How to return a page of results from SQL?
I'd recommend either using LINQ, or try to copy what it does. I've got an app where I use the LINQ Take and Skip methods to retrieve paged data. The code looks something like this:
MyDataContext db = new MyDataContext();
var results = db.Products
.Skip((pageNumber - 1) * pageSize)
.Take(pageSize);
Running SQL Server Profiler reveals that LINQ is converting this query into SQL similar to:
SELECT [ProductId], [Name], [Cost], and so on...
FROM (
SELECT [ProductId], [Name], [Cost], [ROW_NUMBER]
FROM (
SELECT ROW_NUMBER() OVER (ORDER BY [Name]) AS [ROW_NUMBER],
[ProductId], [Name], [Cost]
FROM [Products]
)
WHERE [ROW_NUMBER] BETWEEN 10 AND 20
)
ORDER BY [ROW_NUMBER]
In plain English:
1. Filter your rows and use the ROW_NUMBER function to add row numbers in the order you want.
2. Filter (1) to return only the row numbers you want on your page.
3. Sort (2) by the row number, which is the same as the order you wanted (in this case, by Name).
There are essentially two ways of doing pagination in the database (I'm assuming you're using SQL Server):
Using OFFSET
Others have explained how the ROW_NUMBER() OVER()
ranking function can be used to perform pages. It's worth mentioning that SQL Server 2012 finally included support for the SQL standard OFFSET .. FETCH
clause:
SELECT first_name, last_name, score
FROM players
ORDER BY score DESC
OFFSET 40 ROWS FETCH NEXT 10 ROWS ONLY
If you're using SQL Server 2012 and backwards-compatibility is not an issue, you should probably prefer this clause as it will be executed more optimally by SQL Server in corner cases.
Using the SEEK Method
There is an entirely different, much faster, but less known way to perform paging in SQL. This is often called the "seek method" as described in this blog post here.
SELECT TOP 10 first_name, last_name, score
FROM players
WHERE (score < @previousScore)
OR (score = @previousScore AND player_id < @previousPlayerId)
ORDER BY score DESC, player_id DESC
The @previousScore
and @previousPlayerId
values are the respective values of the last record from the previous page. This allows you to fetch the "next" page. If the ORDER BY
direction is ASC
, simply use >
instead.
With the above method, you cannot immediately jump to page 4 without having first fetched the previous 40 records. But often, you do not want to jump that far anyway. Instead, you get a much faster query that might be able to fetch data in constant time, depending on your indexing. Plus, your pages remain "stable", no matter if the underlying data changes (e.g. on page 1, while you're on page 4).
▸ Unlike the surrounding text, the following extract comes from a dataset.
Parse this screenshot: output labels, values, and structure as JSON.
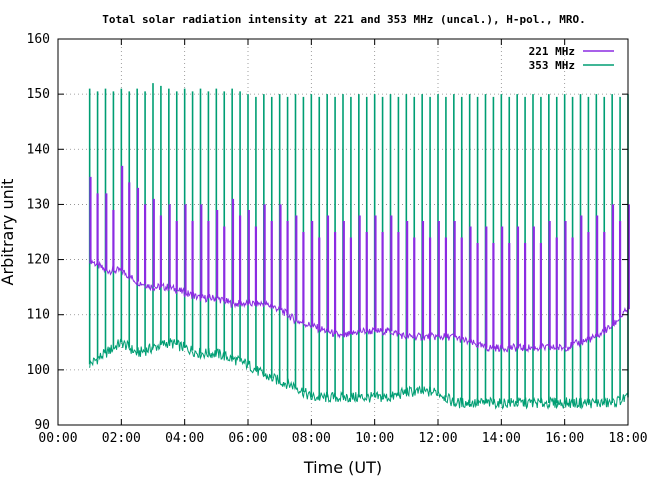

This is the best way to implement paging when lazy loading more data in web applications, for instance.
Note, the "seek method" is also called keyset paging.
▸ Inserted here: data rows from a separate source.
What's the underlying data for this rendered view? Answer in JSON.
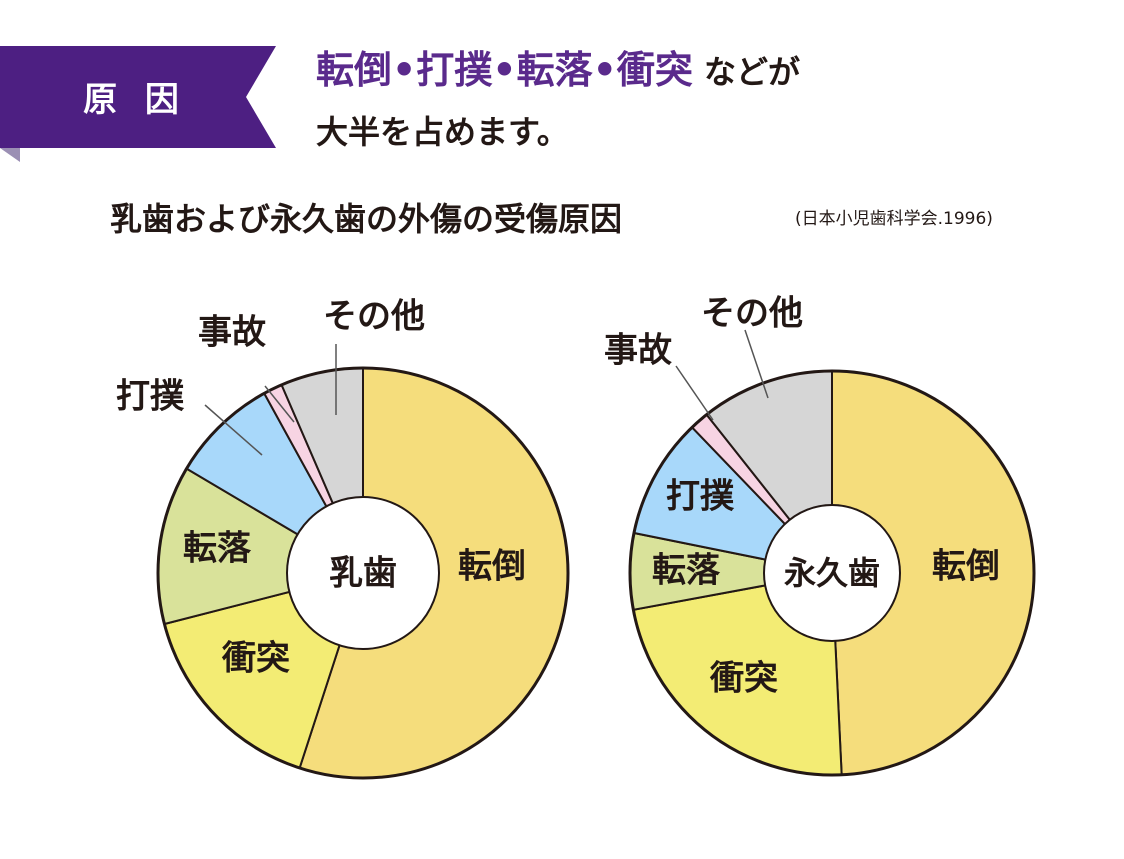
{
  "header": {
    "badge": "原 因",
    "headline_accent": "転倒•打撲•転落•衝突",
    "headline_tail": "などが",
    "headline_line2": "大半を占めます。"
  },
  "subtitle": "乳歯および永久歯の外傷の受傷原因",
  "source": "(日本小児歯科学会.1996)",
  "colors": {
    "brand": "#4d1f82",
    "brand_dark": "#9b8fb4",
    "転倒": "#f5dd7c",
    "衝突": "#f3ec74",
    "転落": "#d9e29a",
    "打撲": "#a8d8fa",
    "事故": "#f7d4e3",
    "その他": "#d6d6d6"
  },
  "chart_data": [
    {
      "type": "pie",
      "center_label": "乳歯",
      "categories": [
        "転倒",
        "衝突",
        "転落",
        "打撲",
        "事故",
        "その他"
      ],
      "values": [
        55.0,
        16.0,
        12.5,
        8.5,
        1.5,
        6.5
      ]
    },
    {
      "type": "pie",
      "center_label": "永久歯",
      "categories": [
        "転倒",
        "衝突",
        "転落",
        "打撲",
        "事故",
        "その他"
      ],
      "values": [
        48.5,
        22.5,
        6.0,
        9.5,
        1.5,
        10.5
      ]
    }
  ]
}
On MS SQL Server 2005 and above, ROW_NUMBER() seems to work:
T-SQL: Paging with ROW_NUMBER()
DECLARE @PageNum AS INT;
DECLARE @PageSize AS INT;
SET @PageNum = 2;
SET @PageSize = 10;
WITH OrdersRN AS
(
SELECT ROW_NUMBER() OVER(ORDER BY OrderDate, OrderID) AS RowNum
,OrderID
,OrderDate
,CustomerID
,EmployeeID
FROM dbo.Orders
)
SELECT *
FROM OrdersRN
WHERE RowNum BETWEEN (@PageNum - 1) * @PageSize + 1
AND @PageNum * @PageSize
ORDER BY OrderDate
,OrderID;
LINQ combined with lambda expressions and anonymous classes in .Net 3.5 hugely simplifies this sort of thing.
Querying the database:
var customers = from c in db.customers
join p in db.purchases on c.CustomerID equals p.CustomerID
where p.purchases > 5
select c;
Number of records per page:
customers = customers.Skip(pageNum * pageSize).Take(pageSize);
Sorting by any column:
customers = customers.OrderBy(c => c.LastName);
Getting only selected fields from server:
var customers = from c in db.customers
join p in db.purchases on c.CustomerID equals p.CustomerID
where p.purchases > 5
select new
{
CustomerID = c.CustomerID,
FirstName = c.FirstName,
LastName = c.LastName
};
This creates a statically-typed anonymous class in which you can access its properties:
var firstCustomer = customer.First();
int id = firstCustomer.CustomerID;
Results from queries are lazy-loaded by default, so you aren't talking to the database until you actually need the data. LINQ in .Net also greatly simplifies updates by keeping a datacontext of any changes you have made, and only updating the fields which you change.